2025 was, for the energy sector, a year of moving from hype to execution: the accelerated deployment of data centers pushed U.S. electricity demand up 2.9%, after 15 years of no growth, and the report projects that data centers could take 9% of total demand by 2030, almost three times what they represent today.
The TechEnergy Ventures (TEV) report also draws an increasingly sharp distinction within decarbonization technologies: on one hand, the techno-economically driven vectors, solar, batteries, EVs, fuel cells, heat pumps, which can serve up to 70% of today's O&G demand; on the other, those that will only thrive if CO₂ becomes a costly liability (such as CCUS or hydrogen as fuel), which continue on a path of isolated traction.
Against that backdrop, TEV's year unfolded in two distinct phases. In the first half, the team ran a deliberate exploration of adjacencies, scouting over 1,700 companies and reviewing more than 300, to pressure-test whether the fund's thesis warranted expansion. It did not: more than 80% of the opportunities reside within the already defined theses. The second half was defined by focus and execution.

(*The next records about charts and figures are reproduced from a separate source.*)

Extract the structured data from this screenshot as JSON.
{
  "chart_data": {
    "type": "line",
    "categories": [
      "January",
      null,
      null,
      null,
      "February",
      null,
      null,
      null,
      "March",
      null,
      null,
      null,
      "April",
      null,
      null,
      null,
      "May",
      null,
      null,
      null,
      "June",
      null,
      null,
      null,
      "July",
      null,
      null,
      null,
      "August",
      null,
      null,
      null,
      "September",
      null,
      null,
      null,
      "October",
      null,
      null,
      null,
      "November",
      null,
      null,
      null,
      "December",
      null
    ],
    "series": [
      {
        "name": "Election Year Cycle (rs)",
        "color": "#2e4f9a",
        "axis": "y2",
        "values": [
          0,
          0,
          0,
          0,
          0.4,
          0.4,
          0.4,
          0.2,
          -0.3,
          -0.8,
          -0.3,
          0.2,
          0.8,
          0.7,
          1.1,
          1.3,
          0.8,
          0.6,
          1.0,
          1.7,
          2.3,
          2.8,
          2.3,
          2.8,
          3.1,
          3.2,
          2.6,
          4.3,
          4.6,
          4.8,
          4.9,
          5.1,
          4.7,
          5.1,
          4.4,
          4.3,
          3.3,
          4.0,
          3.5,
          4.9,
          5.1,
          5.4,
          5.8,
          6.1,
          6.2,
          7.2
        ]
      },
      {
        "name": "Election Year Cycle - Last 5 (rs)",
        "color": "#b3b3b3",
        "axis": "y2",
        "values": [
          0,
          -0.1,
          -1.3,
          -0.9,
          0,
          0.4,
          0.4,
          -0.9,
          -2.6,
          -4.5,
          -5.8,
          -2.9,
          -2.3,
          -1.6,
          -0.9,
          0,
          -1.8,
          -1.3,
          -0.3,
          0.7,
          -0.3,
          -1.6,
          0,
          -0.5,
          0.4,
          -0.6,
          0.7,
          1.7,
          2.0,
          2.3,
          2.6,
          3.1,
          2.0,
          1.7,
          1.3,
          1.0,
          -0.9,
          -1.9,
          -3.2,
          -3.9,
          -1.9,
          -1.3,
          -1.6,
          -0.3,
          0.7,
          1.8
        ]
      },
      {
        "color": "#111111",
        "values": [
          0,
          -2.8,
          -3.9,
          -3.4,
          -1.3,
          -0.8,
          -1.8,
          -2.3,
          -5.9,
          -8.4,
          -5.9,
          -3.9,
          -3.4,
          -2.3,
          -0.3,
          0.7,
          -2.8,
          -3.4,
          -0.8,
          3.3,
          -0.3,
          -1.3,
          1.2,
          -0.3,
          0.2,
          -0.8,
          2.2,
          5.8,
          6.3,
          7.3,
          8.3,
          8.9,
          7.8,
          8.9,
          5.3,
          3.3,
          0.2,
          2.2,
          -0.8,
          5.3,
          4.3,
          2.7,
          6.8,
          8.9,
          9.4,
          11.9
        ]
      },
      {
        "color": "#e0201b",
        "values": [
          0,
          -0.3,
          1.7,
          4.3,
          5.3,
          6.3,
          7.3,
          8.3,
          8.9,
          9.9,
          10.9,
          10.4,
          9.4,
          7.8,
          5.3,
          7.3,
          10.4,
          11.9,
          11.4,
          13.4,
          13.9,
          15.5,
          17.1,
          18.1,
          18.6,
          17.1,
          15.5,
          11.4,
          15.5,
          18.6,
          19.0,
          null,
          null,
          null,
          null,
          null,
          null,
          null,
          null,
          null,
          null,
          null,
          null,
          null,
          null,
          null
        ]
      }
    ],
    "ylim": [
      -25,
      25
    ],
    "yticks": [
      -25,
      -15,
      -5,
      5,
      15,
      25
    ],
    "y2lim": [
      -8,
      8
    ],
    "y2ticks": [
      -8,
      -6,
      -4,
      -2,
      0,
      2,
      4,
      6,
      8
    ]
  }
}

That concentration is reflected in the numbers: after four years of operation, 62% of TEV's deployed capital is allocated to three strategic verticals for Tecpetrol, geothermal, energy storage, and critical minerals. In 2025, the fund completed two new investments, four reinvestments, and one pre-committed tranche, for a total of ~$15.5 million, with new positions in Rodatherm (geothermal development in sedimentary basins) and Endolith (copper bioleaching). The report also highlights the Tulum spin-out, focused on methane pyrolysis for hydrogen and solid carbon production, which raised almost $30 million from global institutional and climate investors to build its pilot plant in Pesqueria, expected to be operational by H2 2027.
One of the year's most notable shifts was the decision to participate more actively in companies that deploy technology, not just develop it, to obtain hard data from the field and inform Tecpetrol's and the Group's strategy in new segments. That same prioritization logic led TEV to step back from follow-on rounds in portfolio companies operating in segments with undermined conviction, such as CO₂-to-fuels and low-grade thermal storage.
In parallel, the first synergies with the Group are beginning to materialize: Rodatherm placed its first purchase order for $2.3 million in pipes from Tenaris, and Tulum secured an agreement with Ternium to build its pilot plant in Pesqueria, Mexico, with potential use of Tulum's hydrogen in the direct reducing iron process at Ternium's new steel plant. In total, six portfolio companies are currently working directly with Techint Group companies.
With Tulum's result, TEV also demonstrated that it can put together credible, venture-capital-investable opportunities from scratch. While venture building is not an objective per se, it is a path the fund will continue to explore.
Entering year five, the report underscores a clear goal: ensuring that the strategic value proposition to Tecpetrol and the Group becomes increasingly concrete as several portfolio companies, including Lava, Peak Energy, and ETS, transition from development to commercial deployment.
The fund has already completed the heavy lifting of building its initial portfolio exposure ($46 million deployed in first checks out of $61 million allocated to initial investments) and retains more than $50 million available for portfolio follow-ons, allowing it to concentrate capital in the companies with the strongest traction. Today, TEV holds a portfolio of 19 companies, and reported Assets Under Management of $74.6 million.